Voer de volgende procedure uit om één host te verwijderen uit een netwerktaakverdelingscluster. Voordat u een host uit het netwerktaakverdelingscluster verwijdert, is het aan te raden om met de opdracht drainstop verwerking van nieuw verkeer uit te schakelen en netwerktaakverdeling stop te zetten. Zie Verwerking van nieuw netwerktaakverdelingsverkeer uitschakelen voor specifieke poorten voor meer informatie.

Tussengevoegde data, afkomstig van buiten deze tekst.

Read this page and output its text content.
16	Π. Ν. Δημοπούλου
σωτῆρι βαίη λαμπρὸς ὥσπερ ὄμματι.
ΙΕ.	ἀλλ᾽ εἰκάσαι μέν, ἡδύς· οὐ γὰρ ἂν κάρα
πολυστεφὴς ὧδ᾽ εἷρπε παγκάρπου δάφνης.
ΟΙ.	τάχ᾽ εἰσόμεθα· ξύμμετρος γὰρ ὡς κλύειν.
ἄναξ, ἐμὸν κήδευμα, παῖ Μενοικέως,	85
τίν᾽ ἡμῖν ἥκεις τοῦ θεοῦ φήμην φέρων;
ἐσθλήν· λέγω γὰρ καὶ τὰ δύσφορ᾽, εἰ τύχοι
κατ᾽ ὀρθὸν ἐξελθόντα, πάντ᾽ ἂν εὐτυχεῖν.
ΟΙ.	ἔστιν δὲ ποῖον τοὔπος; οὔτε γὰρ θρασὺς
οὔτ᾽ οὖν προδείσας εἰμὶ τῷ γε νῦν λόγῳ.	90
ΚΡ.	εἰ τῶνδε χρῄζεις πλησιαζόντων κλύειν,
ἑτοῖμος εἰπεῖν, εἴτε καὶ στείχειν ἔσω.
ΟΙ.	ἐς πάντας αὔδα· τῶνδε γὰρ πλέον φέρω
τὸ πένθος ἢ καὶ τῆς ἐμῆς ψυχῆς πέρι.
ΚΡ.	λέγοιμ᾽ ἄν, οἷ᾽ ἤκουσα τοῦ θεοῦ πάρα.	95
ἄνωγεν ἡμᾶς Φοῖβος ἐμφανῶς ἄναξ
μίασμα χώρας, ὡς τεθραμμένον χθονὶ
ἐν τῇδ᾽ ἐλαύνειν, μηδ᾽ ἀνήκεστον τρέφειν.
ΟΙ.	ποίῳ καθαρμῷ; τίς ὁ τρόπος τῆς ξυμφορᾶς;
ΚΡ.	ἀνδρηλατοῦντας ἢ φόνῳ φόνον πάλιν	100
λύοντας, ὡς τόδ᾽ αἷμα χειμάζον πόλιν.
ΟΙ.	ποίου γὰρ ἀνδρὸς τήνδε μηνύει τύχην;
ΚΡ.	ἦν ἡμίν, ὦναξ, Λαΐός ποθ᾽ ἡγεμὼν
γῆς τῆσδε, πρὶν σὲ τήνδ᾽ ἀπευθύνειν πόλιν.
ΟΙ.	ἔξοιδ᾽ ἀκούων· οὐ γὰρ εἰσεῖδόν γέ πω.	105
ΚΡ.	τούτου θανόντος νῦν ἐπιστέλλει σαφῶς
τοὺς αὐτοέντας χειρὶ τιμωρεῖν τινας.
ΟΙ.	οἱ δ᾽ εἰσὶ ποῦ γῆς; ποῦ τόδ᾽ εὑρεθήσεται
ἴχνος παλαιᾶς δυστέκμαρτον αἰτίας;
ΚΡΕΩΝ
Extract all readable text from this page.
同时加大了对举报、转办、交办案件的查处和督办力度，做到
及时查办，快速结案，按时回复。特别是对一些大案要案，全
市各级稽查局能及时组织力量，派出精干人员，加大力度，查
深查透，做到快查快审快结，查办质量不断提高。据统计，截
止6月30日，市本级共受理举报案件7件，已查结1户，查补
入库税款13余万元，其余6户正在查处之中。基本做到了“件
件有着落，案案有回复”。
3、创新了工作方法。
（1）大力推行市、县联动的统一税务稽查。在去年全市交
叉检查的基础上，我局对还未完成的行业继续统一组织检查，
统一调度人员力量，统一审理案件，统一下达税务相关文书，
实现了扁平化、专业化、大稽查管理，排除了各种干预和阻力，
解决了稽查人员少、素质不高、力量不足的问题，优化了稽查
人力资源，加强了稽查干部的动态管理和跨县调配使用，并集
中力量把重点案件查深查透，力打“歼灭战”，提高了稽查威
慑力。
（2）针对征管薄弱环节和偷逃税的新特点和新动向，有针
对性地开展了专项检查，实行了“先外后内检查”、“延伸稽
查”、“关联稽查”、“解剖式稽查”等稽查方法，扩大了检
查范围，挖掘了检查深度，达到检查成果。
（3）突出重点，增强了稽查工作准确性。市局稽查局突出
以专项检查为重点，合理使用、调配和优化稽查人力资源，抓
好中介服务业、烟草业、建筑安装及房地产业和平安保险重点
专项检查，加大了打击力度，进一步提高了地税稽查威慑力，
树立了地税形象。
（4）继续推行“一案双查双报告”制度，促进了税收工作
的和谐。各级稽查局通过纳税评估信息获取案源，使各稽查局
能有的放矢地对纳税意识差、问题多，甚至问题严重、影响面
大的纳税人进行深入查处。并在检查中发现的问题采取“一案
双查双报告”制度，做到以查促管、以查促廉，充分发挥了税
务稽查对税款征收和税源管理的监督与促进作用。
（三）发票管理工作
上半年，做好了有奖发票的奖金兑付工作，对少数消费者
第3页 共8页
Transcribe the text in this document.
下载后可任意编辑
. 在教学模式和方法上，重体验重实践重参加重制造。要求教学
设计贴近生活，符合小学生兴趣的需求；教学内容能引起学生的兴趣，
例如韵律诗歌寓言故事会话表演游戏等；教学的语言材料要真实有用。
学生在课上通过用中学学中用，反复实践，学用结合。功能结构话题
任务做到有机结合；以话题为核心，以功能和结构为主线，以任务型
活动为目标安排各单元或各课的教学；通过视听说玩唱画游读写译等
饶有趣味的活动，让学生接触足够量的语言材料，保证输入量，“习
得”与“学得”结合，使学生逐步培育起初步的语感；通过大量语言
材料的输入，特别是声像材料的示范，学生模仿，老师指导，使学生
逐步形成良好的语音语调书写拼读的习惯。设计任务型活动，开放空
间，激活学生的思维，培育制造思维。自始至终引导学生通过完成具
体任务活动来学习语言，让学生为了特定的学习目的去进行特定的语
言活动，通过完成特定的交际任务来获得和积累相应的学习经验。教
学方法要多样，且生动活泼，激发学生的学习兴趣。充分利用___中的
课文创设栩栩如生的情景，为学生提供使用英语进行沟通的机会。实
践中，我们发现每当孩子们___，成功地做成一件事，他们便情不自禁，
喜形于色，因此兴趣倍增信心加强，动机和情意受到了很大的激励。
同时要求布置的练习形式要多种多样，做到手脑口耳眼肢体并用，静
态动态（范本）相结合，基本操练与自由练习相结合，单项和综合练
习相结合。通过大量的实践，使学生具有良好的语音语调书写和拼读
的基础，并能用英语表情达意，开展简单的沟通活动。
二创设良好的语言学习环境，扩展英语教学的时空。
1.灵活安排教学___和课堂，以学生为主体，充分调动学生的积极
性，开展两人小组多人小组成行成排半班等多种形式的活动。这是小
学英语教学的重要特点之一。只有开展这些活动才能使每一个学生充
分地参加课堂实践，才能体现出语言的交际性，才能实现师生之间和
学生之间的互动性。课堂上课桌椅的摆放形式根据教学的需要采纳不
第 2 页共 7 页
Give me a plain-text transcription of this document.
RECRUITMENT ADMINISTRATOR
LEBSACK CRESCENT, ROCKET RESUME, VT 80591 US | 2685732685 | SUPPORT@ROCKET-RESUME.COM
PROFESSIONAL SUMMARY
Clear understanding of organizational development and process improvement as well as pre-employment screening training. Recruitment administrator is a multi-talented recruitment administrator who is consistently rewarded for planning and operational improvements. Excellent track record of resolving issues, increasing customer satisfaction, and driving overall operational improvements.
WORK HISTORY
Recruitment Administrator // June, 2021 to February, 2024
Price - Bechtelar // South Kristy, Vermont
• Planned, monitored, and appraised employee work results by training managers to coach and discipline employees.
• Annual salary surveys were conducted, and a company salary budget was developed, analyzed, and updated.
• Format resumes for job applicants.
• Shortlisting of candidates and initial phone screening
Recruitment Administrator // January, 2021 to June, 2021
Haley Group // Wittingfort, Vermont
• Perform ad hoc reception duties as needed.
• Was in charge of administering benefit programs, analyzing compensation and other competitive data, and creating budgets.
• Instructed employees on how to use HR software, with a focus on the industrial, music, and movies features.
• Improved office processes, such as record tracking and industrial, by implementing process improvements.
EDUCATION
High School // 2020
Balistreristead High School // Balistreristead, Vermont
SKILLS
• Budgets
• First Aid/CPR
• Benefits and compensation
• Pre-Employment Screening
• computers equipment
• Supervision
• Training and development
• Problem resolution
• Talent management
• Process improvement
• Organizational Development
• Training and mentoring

U kunt de taak die in deze procedure wordt beschreven, ook uitvoeren met Windows PowerShell. Zie https://go.microsoft.com/fwlink/?LinkId=140180 voor meer informatie over het gebruik van Windows PowerShell voor netwerktaakverdelingsclusters. (Deze pagina is mogelijk Engelstalig.)

U kunt Beheer van netwerktaakverdeling alleen gebruiken als u lid bent van de groep Administrators op de host die u configureert of als de benodigde bevoegdheid aan u is overgedragen. Als u Beheer van netwerktaakverdeling gebruikt om een cluster of host te configureren vanaf een computer die niet tot het cluster behoort, hoeft u geen lid te zijn van de groep Administrators op die computer.

Een host of alle hosts uit een netwerktaakverdelingscluster verwijderen
  1. U opent Beheer van netwerktaakverdeling door te klikken op Start, Systeembeheer en Beheer van netwerktaakverdeling. U kunt Beheer van netwerktaakverdeling ook openen door Nlbmgr te typen bij een opdrachtprompt.

  2. Als het cluster niet wordt vermeld in Beheer van netwerktaakverdeling, maakt u verbinding met het cluster.

  3. U verwijdert een afzonderlijke host door met de rechtermuisknop te klikken op de host waarvoor u netwerktaakverdeling wilt uitschakelen, waarna u Host verwijderen kiest.